Aug 22, 2018 | 1:14 PM

NANAIMO — Chants of “Trans Mountain will never be built” and “We believe we will win” drowned out any work being done in Nanaimo at a federal ministers cabinet retreat.

Hundreds of activists and protesters crowded around the Vancouver Island Conference Centre Wednesday afternoon banging pots, blowing whistles and yelling at Prime Minister Justin Trudeau and his cabinet inside.

“Obviously climate leaders don’t build pipelines,” Sierra Club BC campaigner Mark Worthing told NanaimoNewsNOW. “If I was talking to Trudeau right now, first thing I’d say is ‘Stop digging. You’re in a hole.’ That’s the corner he’s put himself into.”

Worthing said it was ridiculous the federal government would spend billions of dollars for a pipeline while First Nations reserves across Canada couldn’t get clean running water.

He likened Trudeau to a “smiley-er” Stephen Harper for the Trans Mountain pipeline expansion, which twins an existing pipeline through B.C. and is a contentious issue across Canada.

Nanaimo-Ladysmith MP Sheila Malcolmson, holding a press conference beside the protests, said the hundreds of people gathered showed how divided Canada now is because of the pipeline.

“(Trudeau) said he would be a climate leader and he said this was the time for innovation, job creation and renewable energy.
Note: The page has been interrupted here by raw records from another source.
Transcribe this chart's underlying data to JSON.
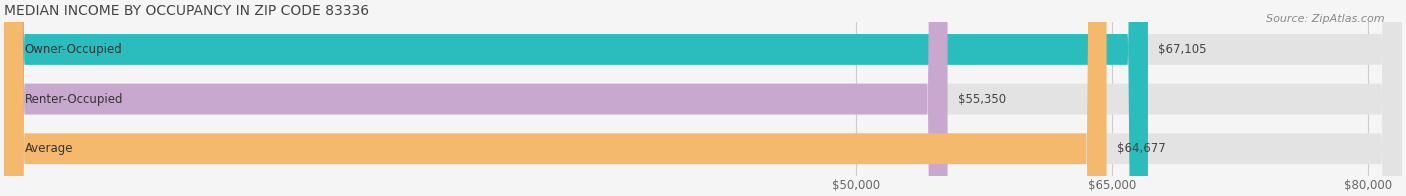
{
  "title": "MEDIAN INCOME BY OCCUPANCY IN ZIP CODE 83336",
  "source": "Source: ZipAtlas.com",
  "categories": [
    "Owner-Occupied",
    "Renter-Occupied",
    "Average"
  ],
  "values": [
    67105,
    55350,
    64677
  ],
  "bar_colors": [
    "#2bbcbe",
    "#c9a8d0",
    "#f5b96e"
  ],
  "value_labels": [
    "$67,105",
    "$55,350",
    "$64,677"
  ],
  "xlim_min": 0,
  "xlim_max": 82000,
  "xticks": [
    50000,
    65000,
    80000
  ],
  "xtick_labels": [
    "$50,000",
    "$65,000",
    "$80,000"
  ],
  "bar_height": 0.62,
  "bar_gap": 0.18,
  "title_fontsize": 10,
  "label_fontsize": 8.5,
  "tick_fontsize": 8.5,
  "source_fontsize": 8,
  "bg_color": "#f5f5f5",
  "bar_bg_color": "#e3e3e3",
  "grid_color": "#cccccc",
  "rounding_size": 1200
}
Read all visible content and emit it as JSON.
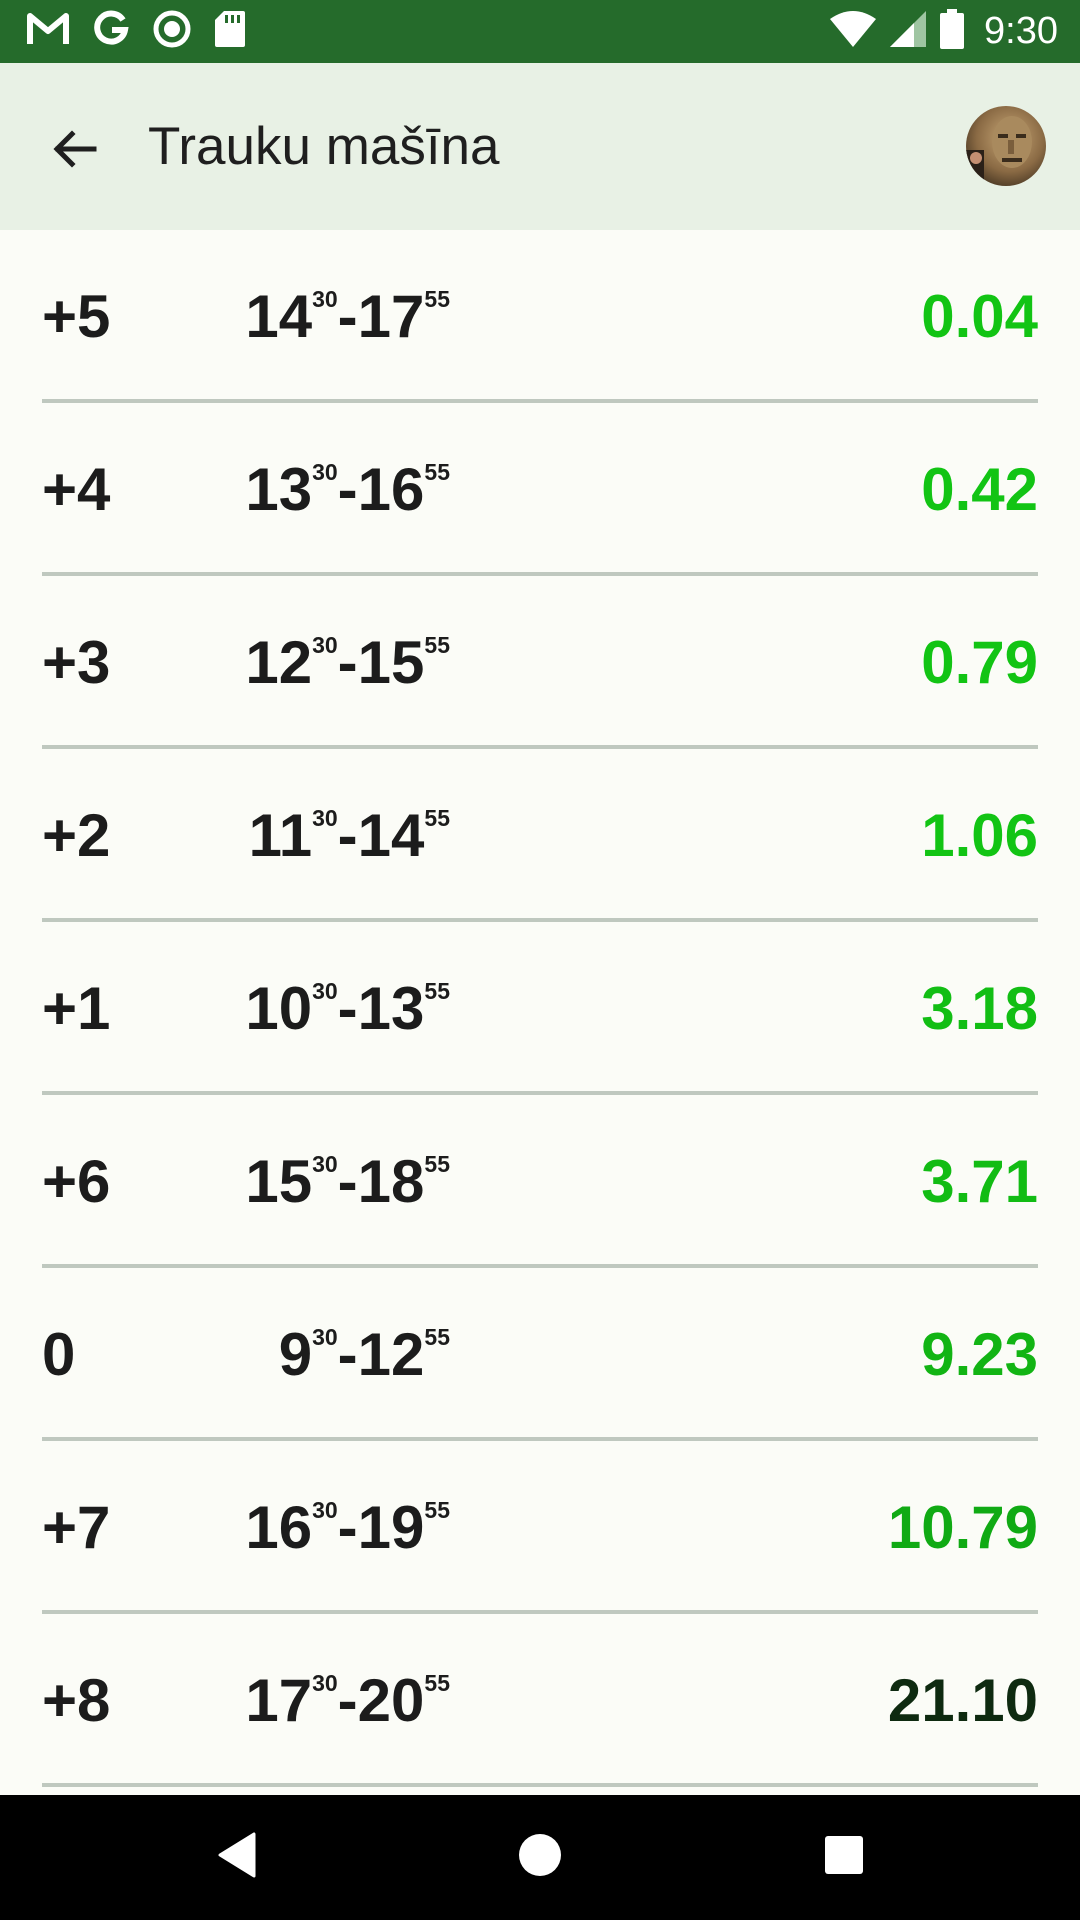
{
  "status_bar": {
    "time": "9:30",
    "notification_icons": [
      "gmail-icon",
      "google-icon",
      "record-icon",
      "sd-card-icon"
    ],
    "system_icons": [
      "wifi-icon",
      "signal-icon",
      "battery-icon"
    ]
  },
  "app_bar": {
    "title": "Trauku mašīna",
    "back_icon": "arrow-back-icon",
    "avatar_icon": "avatar-photo"
  },
  "rows": [
    {
      "offset": "+5",
      "start_h": "14",
      "start_m": "30",
      "end_h": "17",
      "end_m": "55",
      "price": "0.04",
      "color": "#12c414"
    },
    {
      "offset": "+4",
      "start_h": "13",
      "start_m": "30",
      "end_h": "16",
      "end_m": "55",
      "price": "0.42",
      "color": "#12c414"
    },
    {
      "offset": "+3",
      "start_h": "12",
      "start_m": "30",
      "end_h": "15",
      "end_m": "55",
      "price": "0.79",
      "color": "#12c414"
    },
    {
      "offset": "+2",
      "start_h": "11",
      "start_m": "30",
      "end_h": "14",
      "end_m": "55",
      "price": "1.06",
      "color": "#12c414"
    },
    {
      "offset": "+1",
      "start_h": "10",
      "start_m": "30",
      "end_h": "13",
      "end_m": "55",
      "price": "3.18",
      "color": "#12be14"
    },
    {
      "offset": "+6",
      "start_h": "15",
      "start_m": "30",
      "end_h": "18",
      "end_m": "55",
      "price": "3.71",
      "color": "#12bc14"
    },
    {
      "offset": "0",
      "start_h": "9",
      "start_m": "30",
      "end_h": "12",
      "end_m": "55",
      "price": "9.23",
      "color": "#12b414"
    },
    {
      "offset": "+7",
      "start_h": "16",
      "start_m": "30",
      "end_h": "19",
      "end_m": "55",
      "price": "10.79",
      "color": "#10aa14"
    },
    {
      "offset": "+8",
      "start_h": "17",
      "start_m": "30",
      "end_h": "20",
      "end_m": "55",
      "price": "21.10",
      "color": "#0e2a10"
    }
  ],
  "nav_bar": {
    "buttons": [
      "back-triangle-icon",
      "home-circle-icon",
      "recents-square-icon"
    ]
  },
  "colors": {
    "status_bar": "#256b2b",
    "app_bar": "#e8f1e5",
    "background": "#fbfcf7",
    "divider": "#bfc8bf"
  }
}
And purchasing a 65-year-old leaky pipeline…he got snowed on this.”

Alistair MacGregor, the MP for Cowichan-Malahat-Langford who joined Malcolmson, said the heavy smoke currently covering Nanaimo and much of the province is a sign of how quickly discussions around the pipeline need to happen.

“It’s our sincere hope this Prime Minister and this cabinet doesn’t fiddle while the province burns,” MacGregor said. “The evidence of climate change is all around us. We need concrete action that doesn’t involve buying a pipeline while the province burns.”

Earlier on Wednesday, Premier John Horgan told reporters he and Trudeau once again discussed their legal conflict over the pipeline, but nothing changed in their respective positions.